Achilles Therapeutics will design therapies to target truncal tumour neo-antigens – unique flags to the immune system present on the surface of every cancer cell, which were first discovered by Cancer Research UK and the NIHR University College London Hospitals (UCLH) Biomedical Research Centre (BRC) funded scientists at the Francis Crick Institute and UCL Cancer Institute.

Truncal tumour neo-antigens are present on all cancer cells in an individual patient’s tumour but not on healthy cells, so could allow scientists to target and destroy tumours without harming healthy tissues.

Syncona and CRT, with the support of UCL Business (UCLB) and the Crick, formed Achilles Therapeutics with a successful financing round of £13.2 million ($17.5 million) led by Syncona with the CRT Pioneer Fund and the UCL Technology Fund.

The company founders bring together world-class capability from three prestigious institutions. They are:

  1. Professor Charles Swanton, Group Leader and Royal Society Napier Professor at the Francis Crick Institute and UCL Cancer Institute working on cancer evolution and genome instability and a consultant at UCLH
  2. Professor Karl Peggs, Group Leader of the Stem Cell Transplantation and Cellular Immunotherapy Group at UCL Cancer Institute and a consultant at UCLH
  3. Dr Sergio Quezada, Group Leader of the Immune Regulation and Tumour Immunotherapy Group at UCL Cancer Institute
  4. Professor Mark Lowdell, Director of the Centre for Cell, Gene & Tissue Therapeutics at the Royal Free Hospital.

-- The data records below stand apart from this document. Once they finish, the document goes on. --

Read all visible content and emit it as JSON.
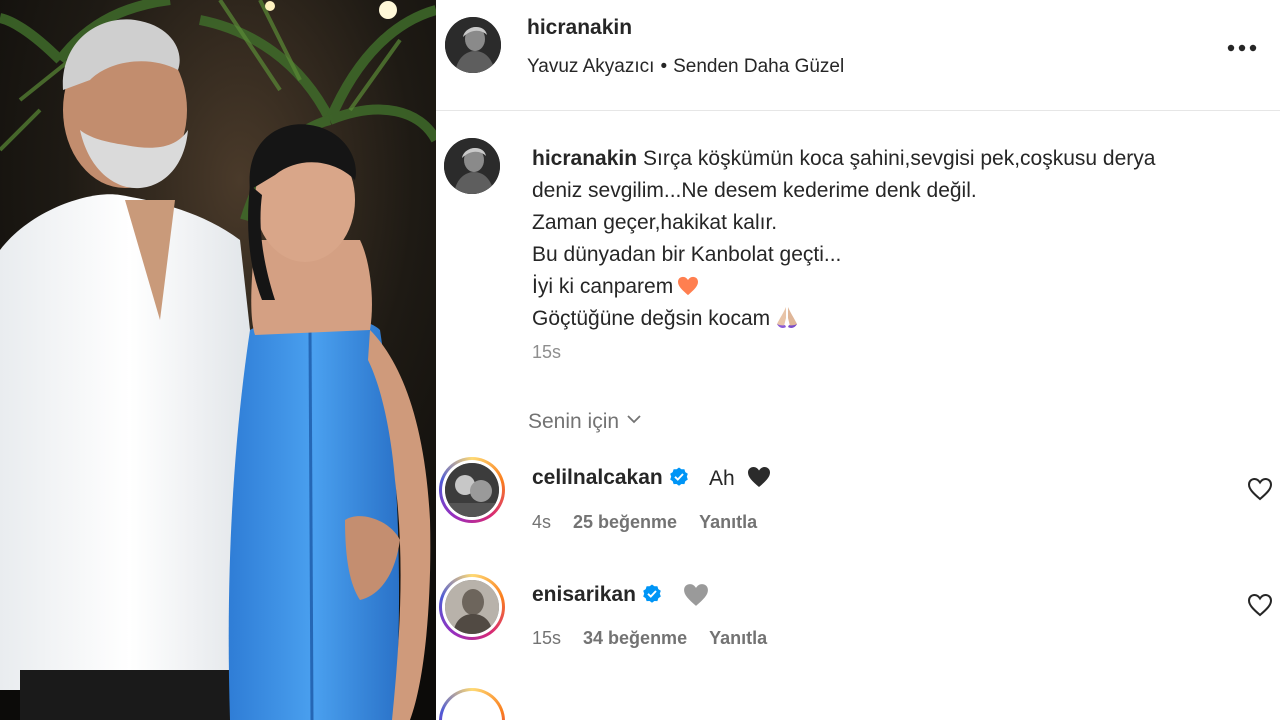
{
  "post": {
    "username": "hicranakin",
    "music_artist": "Yavuz Akyazıcı",
    "music_separator": "•",
    "music_title": "Senden Daha Güzel",
    "more_label": "•••"
  },
  "caption": {
    "username": "hicranakin",
    "lines": [
      "Sırça köşkümün koca şahini,sevgisi pek,coşkusu derya",
      "deniz sevgilim...Ne desem kederime denk değil.",
      "Zaman geçer,hakikat kalır.",
      "Bu dünyadan bir Kanbolat geçti...",
      "İyi ki canparem",
      "Göçtüğüne değsin kocam"
    ],
    "time": "15s"
  },
  "filter": {
    "label": "Senin için"
  },
  "comments": [
    {
      "username": "celilnalcakan",
      "verified": true,
      "text": "Ah",
      "emoji": "black-heart",
      "time": "4s",
      "likes": "25 beğenme",
      "reply": "Yanıtla"
    },
    {
      "username": "enisarikan",
      "verified": true,
      "text": "",
      "emoji": "grey-heart",
      "time": "15s",
      "likes": "34 beğenme",
      "reply": "Yanıtla"
    }
  ],
  "colors": {
    "verified_blue": "#0095f6",
    "muted_text": "#737373",
    "story_ring": [
      "#feda75",
      "#fa7e1e",
      "#d62976",
      "#962fbf",
      "#4f5bd5"
    ],
    "dress_blue": "#3d8fe0"
  }
}
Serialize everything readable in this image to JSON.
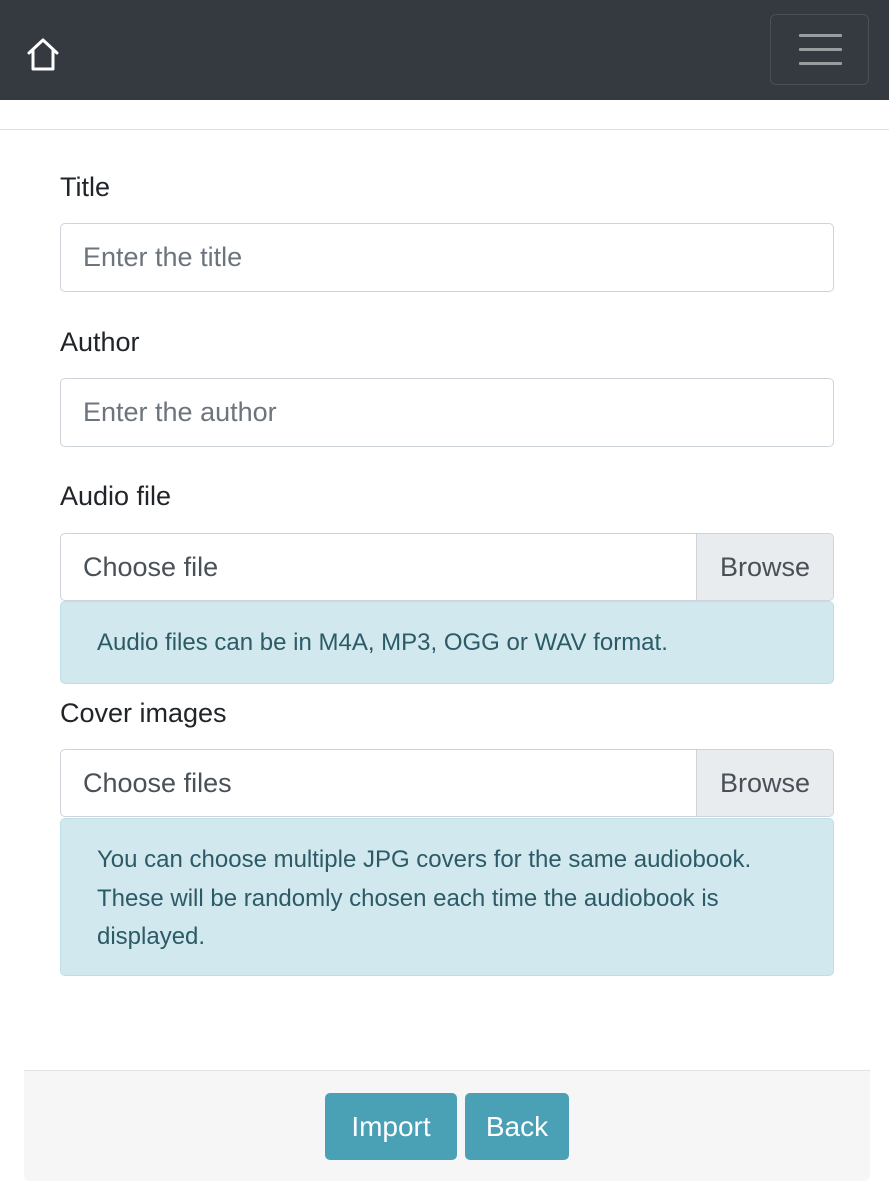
{
  "navbar": {
    "home_icon": "home-icon",
    "menu_icon": "hamburger-icon"
  },
  "form": {
    "title": {
      "label": "Title",
      "placeholder": "Enter the title",
      "value": ""
    },
    "author": {
      "label": "Author",
      "placeholder": "Enter the author",
      "value": ""
    },
    "audio_file": {
      "label": "Audio file",
      "file_label": "Choose file",
      "browse_label": "Browse",
      "help": "Audio files can be in M4A, MP3, OGG or WAV format."
    },
    "cover_images": {
      "label": "Cover images",
      "file_label": "Choose files",
      "browse_label": "Browse",
      "help_lines": [
        "You can choose multiple JPG covers for the same audiobook.",
        "These will be randomly chosen each time the audiobook is",
        "displayed."
      ]
    }
  },
  "footer": {
    "import_label": "Import",
    "back_label": "Back"
  },
  "colors": {
    "navbar_bg": "#343a40",
    "button_bg": "#4aa0b5",
    "alert_bg": "#d1e8ee"
  }
}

CRT will receive equity milestones and royalties from products developed and commercialised by Achilles Therapeutics. Any such financial reward from the company will be shared with UCLB and the Crick.

The company has exclusive rights to develop and commercialise neo-antigen technologies arising from Cancer Research UK’s £14million TRACERx study. This clinical study, involving 850 people with non-small cell lung cancer, tracks the evolution of patients’ cancers over time, in different parts of their tumours and in response to treatment. It receives infrastructure support from the NIHR University College London Hospitals BRC and is being carried out at the Clinical Research Facility at UCLH.

Professor Charles Swanton, scientific founder of Achilles Therapeutics and a Group Leader at the Francis Crick Institute, said: “Our research could provide a truly personalised approach to lung cancer therapy by targeting cell surface markers that are specific to each patient and present on all cancer cells rather than just a subset of cells. We’re delighted to be able to bring this exciting science closer to the clinic. We hope to create a new and kinder treatment for this hard-to-treat disease that results in around 36,000 patient deaths each year in the UK *.”

Iraj Ali, Partner with Syncona LLP and Director of Achilles Therapeutics, said: “In founding Achilles we believe we are working with the world leaders capable of exploiting the confluence of two of the most exciting and innovative fields in healthcare today: cancer bioinformatics and immuno-therapy. Our ambition is to build a company to deliver personalised therapies with transformative potential for cancer patients with the greatest need.”

Chris Ashton, CEO of Achilles Therapeutics, said: “This company is underpinned by world-leading science, committed investors and leading health institutes. Bringing all of these major players together holds great promise for non-small cell lung cancer patients and I hope that working alongside one another we will see great successes in the future.”

Notes to Editor

* Calculated by the Statistical Information Team at Cancer Research UK, by applying the estimated proportion of non-small cell lung cancer cases (85%) to the annual average number of new lung cancer (ICD10 C33-C34) cases diagnosed in the UK between 2012-2014.